An expanded and revised edition of Encyclopedia of American Literature is an extensive reference work that spans the entire scope of American literature, from the colonial period to the present. Now in four chronological volumes, this comprehensive encyclopedia includes entries on writers, works, literary movements, and other topics that high school students and undergraduates are likely to encounter. Regionally and culturally inclusive, entries on writers describe key life events, provide thumbnail descriptions of and critical reactions to their works, and discuss the writer's significance in the literary period.

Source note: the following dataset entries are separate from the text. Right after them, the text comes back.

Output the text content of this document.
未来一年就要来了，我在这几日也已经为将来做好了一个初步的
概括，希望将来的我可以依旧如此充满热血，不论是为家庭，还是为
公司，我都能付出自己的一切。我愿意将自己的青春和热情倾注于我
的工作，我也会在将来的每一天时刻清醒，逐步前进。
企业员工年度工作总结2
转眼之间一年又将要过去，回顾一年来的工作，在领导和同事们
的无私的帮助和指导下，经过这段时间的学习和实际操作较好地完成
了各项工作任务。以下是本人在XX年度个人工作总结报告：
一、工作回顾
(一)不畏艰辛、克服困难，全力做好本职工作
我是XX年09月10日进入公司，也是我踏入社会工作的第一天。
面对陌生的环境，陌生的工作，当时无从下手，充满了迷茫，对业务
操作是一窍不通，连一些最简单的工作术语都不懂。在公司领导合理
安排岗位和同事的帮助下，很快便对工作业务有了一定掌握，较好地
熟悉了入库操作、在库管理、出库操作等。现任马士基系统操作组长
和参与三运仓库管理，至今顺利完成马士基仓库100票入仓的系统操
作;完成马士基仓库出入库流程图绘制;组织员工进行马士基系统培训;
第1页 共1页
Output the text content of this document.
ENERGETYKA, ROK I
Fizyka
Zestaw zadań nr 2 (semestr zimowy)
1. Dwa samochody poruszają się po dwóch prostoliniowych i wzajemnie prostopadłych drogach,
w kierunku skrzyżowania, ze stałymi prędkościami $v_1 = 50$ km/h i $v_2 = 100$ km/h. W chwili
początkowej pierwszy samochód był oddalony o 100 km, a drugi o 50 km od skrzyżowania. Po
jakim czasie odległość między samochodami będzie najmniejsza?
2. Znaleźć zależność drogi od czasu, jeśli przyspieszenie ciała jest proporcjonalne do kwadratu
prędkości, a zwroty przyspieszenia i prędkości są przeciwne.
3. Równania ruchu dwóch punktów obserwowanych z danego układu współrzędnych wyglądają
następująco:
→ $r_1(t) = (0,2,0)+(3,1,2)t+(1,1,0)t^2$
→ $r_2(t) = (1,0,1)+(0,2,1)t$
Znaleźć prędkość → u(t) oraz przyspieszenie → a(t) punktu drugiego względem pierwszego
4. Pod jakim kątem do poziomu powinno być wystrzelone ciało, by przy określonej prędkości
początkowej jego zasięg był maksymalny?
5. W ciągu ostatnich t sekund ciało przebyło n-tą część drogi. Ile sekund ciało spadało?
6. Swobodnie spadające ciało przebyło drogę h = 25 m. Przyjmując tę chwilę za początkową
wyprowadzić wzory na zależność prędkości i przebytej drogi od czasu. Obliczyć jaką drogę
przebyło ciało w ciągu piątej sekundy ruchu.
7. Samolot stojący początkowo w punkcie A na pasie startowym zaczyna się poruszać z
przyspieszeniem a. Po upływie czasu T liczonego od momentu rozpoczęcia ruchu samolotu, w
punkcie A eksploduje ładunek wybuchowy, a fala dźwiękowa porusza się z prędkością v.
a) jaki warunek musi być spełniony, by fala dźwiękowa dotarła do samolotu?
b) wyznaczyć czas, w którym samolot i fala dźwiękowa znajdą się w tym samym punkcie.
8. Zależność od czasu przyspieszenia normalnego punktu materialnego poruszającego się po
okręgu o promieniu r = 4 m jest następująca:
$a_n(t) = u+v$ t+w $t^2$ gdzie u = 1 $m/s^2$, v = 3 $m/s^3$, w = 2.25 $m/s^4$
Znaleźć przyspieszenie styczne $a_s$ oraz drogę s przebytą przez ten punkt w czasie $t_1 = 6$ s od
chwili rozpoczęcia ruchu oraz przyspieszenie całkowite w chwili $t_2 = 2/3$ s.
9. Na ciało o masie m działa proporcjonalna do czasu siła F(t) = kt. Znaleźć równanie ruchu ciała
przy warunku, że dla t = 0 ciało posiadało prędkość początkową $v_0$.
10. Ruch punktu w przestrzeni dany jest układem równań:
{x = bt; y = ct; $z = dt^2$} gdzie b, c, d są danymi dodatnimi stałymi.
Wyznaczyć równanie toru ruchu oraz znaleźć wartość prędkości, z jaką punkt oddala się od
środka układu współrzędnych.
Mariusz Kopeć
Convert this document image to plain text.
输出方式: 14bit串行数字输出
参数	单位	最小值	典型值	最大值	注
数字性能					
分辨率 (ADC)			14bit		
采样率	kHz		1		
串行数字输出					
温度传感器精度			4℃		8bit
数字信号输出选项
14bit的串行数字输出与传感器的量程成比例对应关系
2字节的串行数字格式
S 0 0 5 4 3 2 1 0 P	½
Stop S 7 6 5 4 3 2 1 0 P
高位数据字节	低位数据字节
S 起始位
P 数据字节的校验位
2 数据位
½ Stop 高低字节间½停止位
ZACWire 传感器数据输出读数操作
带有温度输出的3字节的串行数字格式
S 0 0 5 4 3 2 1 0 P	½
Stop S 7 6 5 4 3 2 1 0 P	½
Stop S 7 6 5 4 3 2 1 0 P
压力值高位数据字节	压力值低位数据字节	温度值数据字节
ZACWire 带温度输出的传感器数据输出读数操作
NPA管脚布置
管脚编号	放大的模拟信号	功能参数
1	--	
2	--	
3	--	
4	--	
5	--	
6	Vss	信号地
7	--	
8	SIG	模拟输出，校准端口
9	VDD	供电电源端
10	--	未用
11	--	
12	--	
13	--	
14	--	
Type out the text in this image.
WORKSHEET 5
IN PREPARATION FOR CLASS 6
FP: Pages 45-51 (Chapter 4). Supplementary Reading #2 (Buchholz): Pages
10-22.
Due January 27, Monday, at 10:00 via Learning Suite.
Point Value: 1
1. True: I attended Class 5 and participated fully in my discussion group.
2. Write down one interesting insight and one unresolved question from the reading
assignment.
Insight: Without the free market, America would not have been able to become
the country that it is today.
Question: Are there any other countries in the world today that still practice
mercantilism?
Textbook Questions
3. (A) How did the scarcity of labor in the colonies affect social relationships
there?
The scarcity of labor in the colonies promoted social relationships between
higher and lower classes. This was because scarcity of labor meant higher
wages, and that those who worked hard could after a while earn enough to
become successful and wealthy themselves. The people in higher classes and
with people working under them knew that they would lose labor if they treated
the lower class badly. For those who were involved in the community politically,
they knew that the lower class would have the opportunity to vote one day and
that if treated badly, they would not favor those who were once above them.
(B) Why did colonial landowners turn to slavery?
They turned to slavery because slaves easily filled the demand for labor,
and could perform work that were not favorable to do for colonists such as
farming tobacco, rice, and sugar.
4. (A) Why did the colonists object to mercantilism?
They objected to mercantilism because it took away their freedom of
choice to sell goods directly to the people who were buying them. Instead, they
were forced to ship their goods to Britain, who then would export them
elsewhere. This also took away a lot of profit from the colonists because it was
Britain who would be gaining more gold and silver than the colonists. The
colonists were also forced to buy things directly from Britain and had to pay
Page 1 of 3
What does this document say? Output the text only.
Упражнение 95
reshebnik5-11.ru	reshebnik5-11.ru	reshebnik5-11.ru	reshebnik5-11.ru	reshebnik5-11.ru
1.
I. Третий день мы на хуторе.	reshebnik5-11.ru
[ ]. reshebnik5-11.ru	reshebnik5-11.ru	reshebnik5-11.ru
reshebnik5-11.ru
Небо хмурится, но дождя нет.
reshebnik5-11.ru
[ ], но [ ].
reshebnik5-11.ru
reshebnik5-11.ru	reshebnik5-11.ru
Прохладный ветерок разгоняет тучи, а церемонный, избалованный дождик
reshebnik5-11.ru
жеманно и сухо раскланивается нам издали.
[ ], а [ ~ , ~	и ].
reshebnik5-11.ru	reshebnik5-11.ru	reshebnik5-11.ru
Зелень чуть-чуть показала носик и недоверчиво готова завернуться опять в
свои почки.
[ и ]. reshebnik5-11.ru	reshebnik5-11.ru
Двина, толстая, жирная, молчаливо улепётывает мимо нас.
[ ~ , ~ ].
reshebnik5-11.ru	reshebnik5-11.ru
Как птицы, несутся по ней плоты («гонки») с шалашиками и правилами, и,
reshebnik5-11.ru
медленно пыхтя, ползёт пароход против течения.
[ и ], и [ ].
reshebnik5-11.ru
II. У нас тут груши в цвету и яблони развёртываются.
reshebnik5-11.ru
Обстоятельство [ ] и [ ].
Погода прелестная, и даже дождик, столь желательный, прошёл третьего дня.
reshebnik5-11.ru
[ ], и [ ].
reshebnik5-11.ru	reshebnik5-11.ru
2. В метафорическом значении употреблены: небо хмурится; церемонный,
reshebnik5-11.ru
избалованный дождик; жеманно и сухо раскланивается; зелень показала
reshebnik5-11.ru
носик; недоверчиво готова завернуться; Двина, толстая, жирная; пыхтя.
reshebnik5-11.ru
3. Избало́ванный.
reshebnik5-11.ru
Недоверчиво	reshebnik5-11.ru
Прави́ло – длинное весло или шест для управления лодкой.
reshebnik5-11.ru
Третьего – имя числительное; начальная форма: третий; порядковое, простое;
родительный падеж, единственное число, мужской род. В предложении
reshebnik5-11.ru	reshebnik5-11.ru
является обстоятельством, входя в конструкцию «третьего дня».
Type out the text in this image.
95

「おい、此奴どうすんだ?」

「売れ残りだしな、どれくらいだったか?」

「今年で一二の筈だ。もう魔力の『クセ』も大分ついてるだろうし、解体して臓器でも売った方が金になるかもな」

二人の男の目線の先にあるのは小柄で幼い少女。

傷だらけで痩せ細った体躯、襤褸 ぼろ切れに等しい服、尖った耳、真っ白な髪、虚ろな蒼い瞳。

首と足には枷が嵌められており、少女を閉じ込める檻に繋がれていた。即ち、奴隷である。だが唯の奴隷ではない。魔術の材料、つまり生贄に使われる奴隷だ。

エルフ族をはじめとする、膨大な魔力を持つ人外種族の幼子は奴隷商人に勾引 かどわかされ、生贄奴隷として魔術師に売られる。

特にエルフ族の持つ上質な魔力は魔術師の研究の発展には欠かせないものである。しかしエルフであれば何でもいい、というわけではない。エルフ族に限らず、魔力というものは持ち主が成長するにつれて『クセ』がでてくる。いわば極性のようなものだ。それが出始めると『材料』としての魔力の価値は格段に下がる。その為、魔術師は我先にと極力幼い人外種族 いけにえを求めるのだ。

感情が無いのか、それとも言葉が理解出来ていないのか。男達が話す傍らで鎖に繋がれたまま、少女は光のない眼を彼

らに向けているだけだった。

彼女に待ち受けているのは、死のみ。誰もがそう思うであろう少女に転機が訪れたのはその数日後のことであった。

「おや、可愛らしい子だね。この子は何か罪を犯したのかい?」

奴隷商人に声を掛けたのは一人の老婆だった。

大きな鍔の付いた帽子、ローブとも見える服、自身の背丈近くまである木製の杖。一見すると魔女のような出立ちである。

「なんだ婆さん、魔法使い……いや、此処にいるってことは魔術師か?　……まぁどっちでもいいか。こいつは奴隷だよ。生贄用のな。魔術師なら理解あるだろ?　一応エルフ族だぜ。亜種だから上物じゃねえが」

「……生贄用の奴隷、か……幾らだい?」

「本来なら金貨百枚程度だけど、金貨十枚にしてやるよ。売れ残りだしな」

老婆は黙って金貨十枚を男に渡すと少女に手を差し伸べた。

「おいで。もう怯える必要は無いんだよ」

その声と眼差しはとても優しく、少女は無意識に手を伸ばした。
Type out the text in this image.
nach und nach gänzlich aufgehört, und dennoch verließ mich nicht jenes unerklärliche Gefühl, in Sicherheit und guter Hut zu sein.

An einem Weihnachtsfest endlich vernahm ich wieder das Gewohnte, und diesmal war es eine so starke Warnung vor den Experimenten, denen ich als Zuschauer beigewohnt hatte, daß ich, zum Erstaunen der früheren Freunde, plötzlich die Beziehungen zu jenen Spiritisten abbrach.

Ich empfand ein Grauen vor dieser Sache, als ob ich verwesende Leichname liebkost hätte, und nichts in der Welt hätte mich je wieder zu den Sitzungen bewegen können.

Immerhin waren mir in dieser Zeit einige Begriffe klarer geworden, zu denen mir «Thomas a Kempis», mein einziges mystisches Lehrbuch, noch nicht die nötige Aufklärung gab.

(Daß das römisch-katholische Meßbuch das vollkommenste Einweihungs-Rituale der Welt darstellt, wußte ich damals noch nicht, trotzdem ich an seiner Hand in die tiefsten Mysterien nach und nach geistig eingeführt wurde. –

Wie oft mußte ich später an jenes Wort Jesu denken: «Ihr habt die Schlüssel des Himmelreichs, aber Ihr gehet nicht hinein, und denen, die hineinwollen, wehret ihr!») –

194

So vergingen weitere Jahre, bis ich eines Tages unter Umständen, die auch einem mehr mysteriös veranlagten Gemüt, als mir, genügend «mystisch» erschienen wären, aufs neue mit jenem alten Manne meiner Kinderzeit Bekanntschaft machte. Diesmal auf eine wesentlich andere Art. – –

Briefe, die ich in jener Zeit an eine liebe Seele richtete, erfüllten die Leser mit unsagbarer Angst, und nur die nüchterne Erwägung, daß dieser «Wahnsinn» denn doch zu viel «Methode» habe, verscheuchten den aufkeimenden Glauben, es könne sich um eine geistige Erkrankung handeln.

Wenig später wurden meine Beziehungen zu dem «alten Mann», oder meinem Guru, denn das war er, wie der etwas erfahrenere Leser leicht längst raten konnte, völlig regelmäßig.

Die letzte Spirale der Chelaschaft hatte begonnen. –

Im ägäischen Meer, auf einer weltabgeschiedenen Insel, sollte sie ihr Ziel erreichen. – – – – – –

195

A chronology in each volume puts the literature of the period in context.
Volume I: Settlement to the New Republic, 1607-1815
Explores the connections between early American history and the nation's emerging literary tradition - covering the Puritans and their Bay Psalm Book, the Federalists and the United States Constitution, Benjamin Franklin, Phillis Wheatley, and more.
Volume II: The Age of Romanticism and Realism, 1816-1895
Discusses the writers, works, genres, literary movements, and related historical events of 19th-century America, from the romanticism of Walt Whitman, Nathaniel Hawthorne, and Ralph Waldo Emerson to the realism of Mark Twain, Henry James, and William Dean Howells.
Volume III: Into the Modern, 1896-1945
Defines the evolution of a new American sensibility and brings the modern literary world alive, with entries on Frank Norris; Stephen Crane; Booker T. Washington; F. Scott Fitzgerald; Zora Neale Hurston;The Virginian: A Horseman of the Plains; Absalom, Absalom!; and The Waste Land.
Volume IV: The Contemporary World, 1946 to the Present
Examines the emergence of new writers and voices and describes the evolving movements that encompass today's literary history - covering Deconstruction, the Beats, gay and lesbian literature, New Journalism, science fiction and fantasy, and more.